Installment 24: 23.1029

***

“Was it dead?” El demanded of Ki, coming to stand solid and too small in her child’s body beside her second.  Du was still bound to stand where he was, but there was a black flame dancing in the half-djinn’s eyes, and his hands twitched, reaching, slowly reaching for his pipes and his music, his magic.

“I don’t think so,” Ki answered, holding fast to the thread of magic they held leashing Du in place.  The two of them were stronger than him, but Du was cunning and swift and would take advantage if their guard dropped.  “But there was something not human…”  They shook their head.  ‘Human’ was a word they’d long meant to let go of.  They’d traveled too far, through too many lives, for it to be meaningful.  “Not a person,” they amended.

“It was calling to him, luring him,” San supplied.  “He didn’t notice me at all, following, and usually Du is the last of you to lose sight of me in a crowd.”  Though they were off a side hall from the Assembly where the crowd had grown thick, there were still some folk going past them here, back and forth, and San kept his visual focus outward, on the ebb and flow of nearby strangers, kept his physical focus on standing just so, on showing a face truly forgettable, so that none of them really looked this way.

“You said the Architect called them ‘calling threads?’” El asked.  “The dead Trawerler had them, but this one wasn’t dead.  And also not a person.”

“And I didn’t get even a hinting sense of binding threads just now,” Ki added.  “Neither a glimmer, nor the scrape of the mind sound.  Though not seen proves little.”

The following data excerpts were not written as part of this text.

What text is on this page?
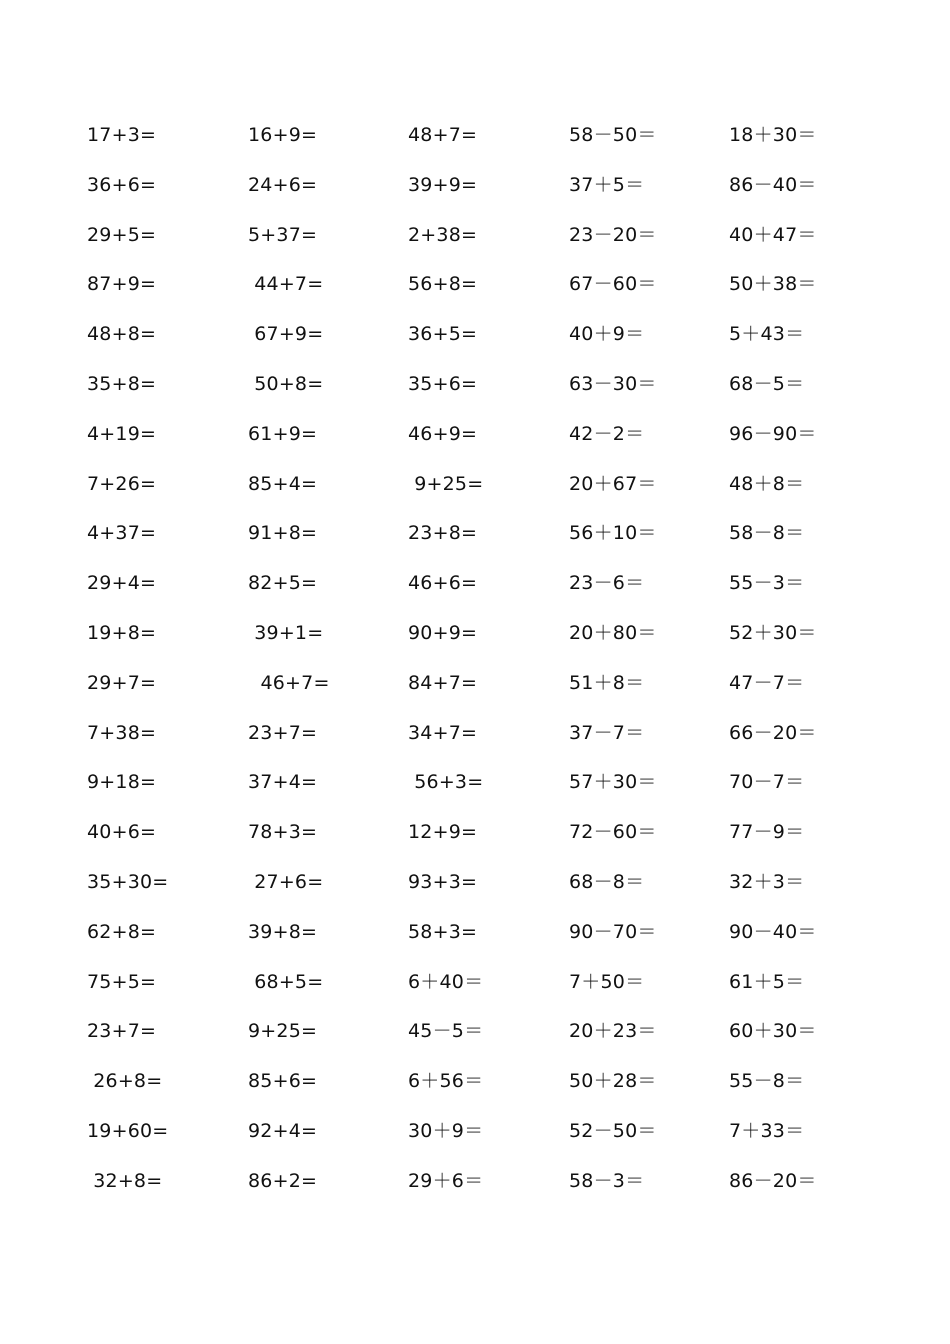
17+3=
36+6=
29+5=
87+9=
48+8=
35+8=
4+19=
7+26=
4+37=
29+4=
19+8=
29+7=
7+38=
9+18=
40+6=
35+30=
62+8=
75+5=
23+7=
26+8=
19+60=
32+8=
16+9=
24+6=
5+37=
44+7=
67+9=
50+8=
61+9=
85+4=
91+8=
82+5=
39+1=
46+7=
23+7=
37+4=
78+3=
27+6=
39+8=
68+5=
9+25=
85+6=
92+4=
86+2=
48+7=
39+9=
2+38=
56+8=
36+5=
35+6=
46+9=
9+25=
23+8=
46+6=
90+9=
84+7=
34+7=
56+3=
12+9=
93+3=
58+3=
6＋40＝
45－5＝
6＋56＝
30＋9＝
29＋6＝
58－50＝
37＋5＝
23－20＝
67－60＝
40＋9＝
63－30＝
42－2＝
20＋67＝
56＋10＝
23－6＝
20＋80＝
51＋8＝
37－7＝
57＋30＝
72－60＝
68－8＝
90－70＝
7＋50＝
20＋23＝
50＋28＝
52－50＝
58－3＝
18＋30＝
86－40＝
40＋47＝
50＋38＝
5＋43＝
68－5＝
96－90＝
48＋8＝
58－8＝
55－3＝
52＋30＝
47－7＝
66－20＝
70－7＝
77－9＝
32＋3＝
90－40＝
61＋5＝
60＋30＝
55－8＝
7＋33＝
86－20＝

“Too little,” El agreed.  “The Salt Queen is dead.”  She tipped her head slightly, back in the direction of the Assembly.  “The youngest of the Queens, up there on that balcony.  And decidedly more so than the Gull Queen’s Huntress, who can still, maybe, be saved.”  El’s eyes as she spoke were, as ever, too still and serious to be a child’s eyes.  “But just the Salt Queen.  If Du hadn’t been snagged just now, I would have said her avatar, ‘the Salt Queen’s Emissary’, so called, must be the necromancer we’re looking for, or otherwise culpable.  Those avatars are too close to their Queens for him to possibly be fooled into thinking her still living.”

“And the necromancer seems to be collecting the Queens’ instruments,” Ki nodded, “which would be easier if they possessed one of them already.  I should have sent a warning to the Moth Queen.  It was her agents we were following when San found the dead Trawerler.”

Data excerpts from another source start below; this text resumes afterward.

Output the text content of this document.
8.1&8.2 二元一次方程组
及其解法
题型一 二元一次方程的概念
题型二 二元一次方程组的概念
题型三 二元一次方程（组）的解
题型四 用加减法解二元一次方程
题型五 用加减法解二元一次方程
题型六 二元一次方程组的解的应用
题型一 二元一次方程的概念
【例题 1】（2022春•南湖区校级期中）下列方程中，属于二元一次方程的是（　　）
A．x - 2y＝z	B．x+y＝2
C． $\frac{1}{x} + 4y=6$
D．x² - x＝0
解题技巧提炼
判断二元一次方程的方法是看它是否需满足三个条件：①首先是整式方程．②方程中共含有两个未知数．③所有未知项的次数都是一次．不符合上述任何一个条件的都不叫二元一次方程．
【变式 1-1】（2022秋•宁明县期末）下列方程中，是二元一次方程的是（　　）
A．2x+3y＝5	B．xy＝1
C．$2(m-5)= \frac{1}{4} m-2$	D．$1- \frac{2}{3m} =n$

“Perhaps we should send her Du, once we’ve called him back to us.  Better a distraction of the flesh than a lure to the old magics.”

But San hissed just then, a curse from a millennium gone.  “No, we should keep him by us, close and tight.  Lot is gone.”

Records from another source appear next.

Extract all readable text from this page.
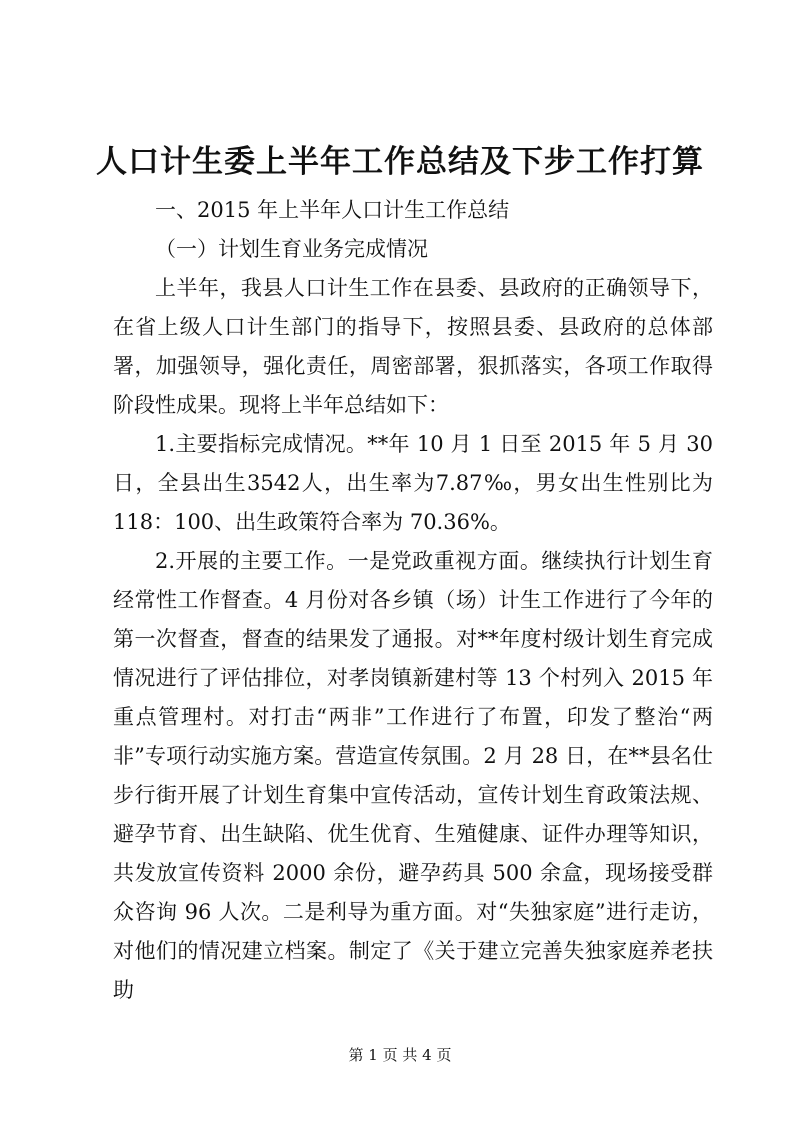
人口计生委上半年工作总结及下步工作打算

一、2015 年上半年人口计生工作总结

（一）计划生育业务完成情况

上半年，我县人口计生工作在县委、县政府的正确领导下，在省上级人口计生部门的指导下，按照县委、县政府的总体部署，加强领导，强化责任，周密部署，狠抓落实，各项工作取得阶段性成果。现将上半年总结如下：

1.主要指标完成情况。**年 10 月 1 日至 2015 年 5 月 30 日，全县出生3542人，出生率为7.87‰，男女出生性别比为118：100、出生政策符合率为 70.36%。

2.开展的主要工作。一是党政重视方面。继续执行计划生育经常性工作督查。4 月份对各乡镇（场）计生工作进行了今年的第一次督查，督查的结果发了通报。对**年度村级计划生育完成情况进行了评估排位，对孝岗镇新建村等 13 个村列入 2015 年重点管理村。对打击“两非”工作进行了布置，印发了整治“两非”专项行动实施方案。营造宣传氛围。2 月 28 日，在**县名仕步行街开展了计划生育集中宣传活动，宣传计划生育政策法规、避孕节育、出生缺陷、优生优育、生殖健康、证件办理等知识，共发放宣传资料 2000 余份，避孕药具 500 余盒，现场接受群众咨询 96 人次。二是利导为重方面。对“失独家庭”进行走访，对他们的情况建立档案。制定了《关于建立完善失独家庭养老扶助

第 1 页 共 4 页
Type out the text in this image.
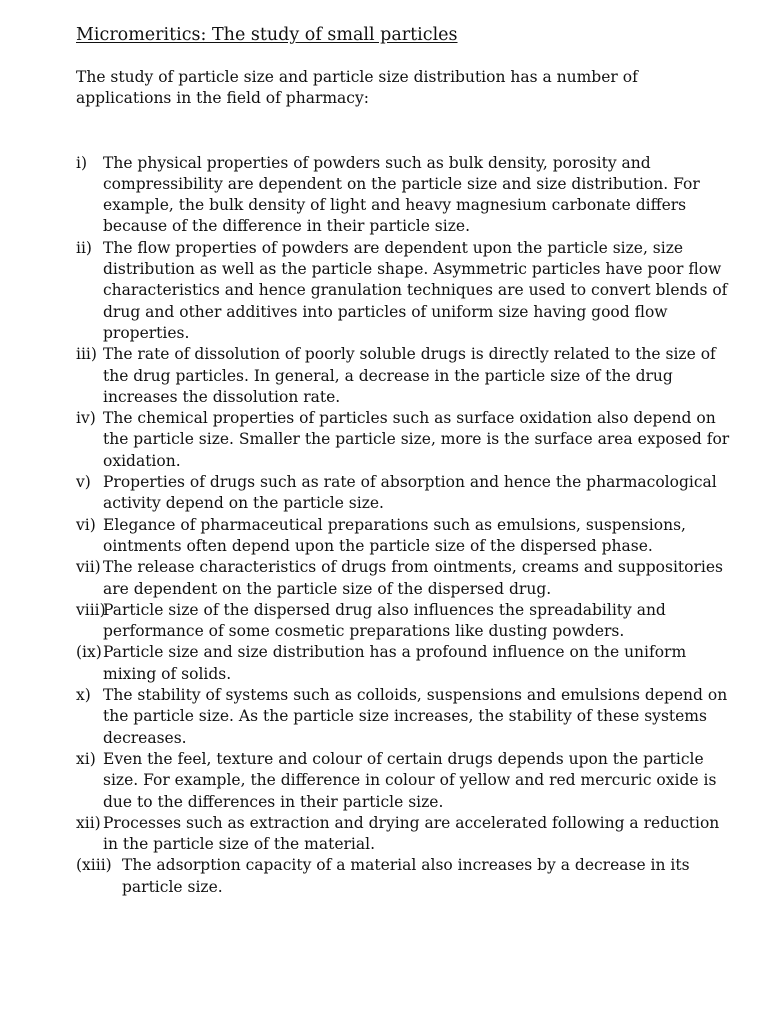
Micromeritics: The study of small particles

The study of particle size and particle size distribution has a number of applications in the field of pharmacy:

i) The physical properties of powders such as bulk density, porosity and compressibility are dependent on the particle size and size distribution. For example, the bulk density of light and heavy magnesium carbonate differs because of the difference in their particle size.
ii) The flow properties of powders are dependent upon the particle size, size distribution as well as the particle shape. Asymmetric particles have poor flow characteristics and hence granulation techniques are used to convert blends of drug and other additives into particles of uniform size having good flow properties.
iii) The rate of dissolution of poorly soluble drugs is directly related to the size of the drug particles. In general, a decrease in the particle size of the drug increases the dissolution rate.
iv) The chemical properties of particles such as surface oxidation also depend on the particle size. Smaller the particle size, more is the surface area exposed for oxidation.
v) Properties of drugs such as rate of absorption and hence the pharmacological activity depend on the particle size.
vi) Elegance of pharmaceutical preparations such as emulsions, suspensions, ointments often depend upon the particle size of the dispersed phase.
vii) The release characteristics of drugs from ointments, creams and suppositories are dependent on the particle size of the dispersed drug.
viii)
Particle size of the dispersed drug also influences the spreadability and performance of some cosmetic preparations like dusting powders.
(ix) Particle size and size distribution has a profound influence on the uniform mixing of solids.
x) The stability of systems such as colloids, suspensions and emulsions depend on the particle size. As the particle size increases, the stability of these systems decreases.
xi) Even the feel, texture and colour of certain drugs depends upon the particle size. For example, the difference in colour of yellow and red mercuric oxide is due to the differences in their particle size.
xii) Processes such as extraction and drying are accelerated following a reduction in the particle size of the material.
(xiii) The adsorption capacity of a material also increases by a decrease in its particle size.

“Foolish child,” El snarled, turning, dark eyes flashing to scan fruitlessly what little could be seen along this side hall.  “If she abandons the sworn quest, the oath curse will take her.”

“Will it truly?”  The voice was dark and smooth and seductive, the words spoken just a breath before Du put his pan flute to his lips, the first low notes sounding out sweet, and seeming to shake the very world.

“Go.  Track her,” El ordered San, before turning back to battle her wilding own.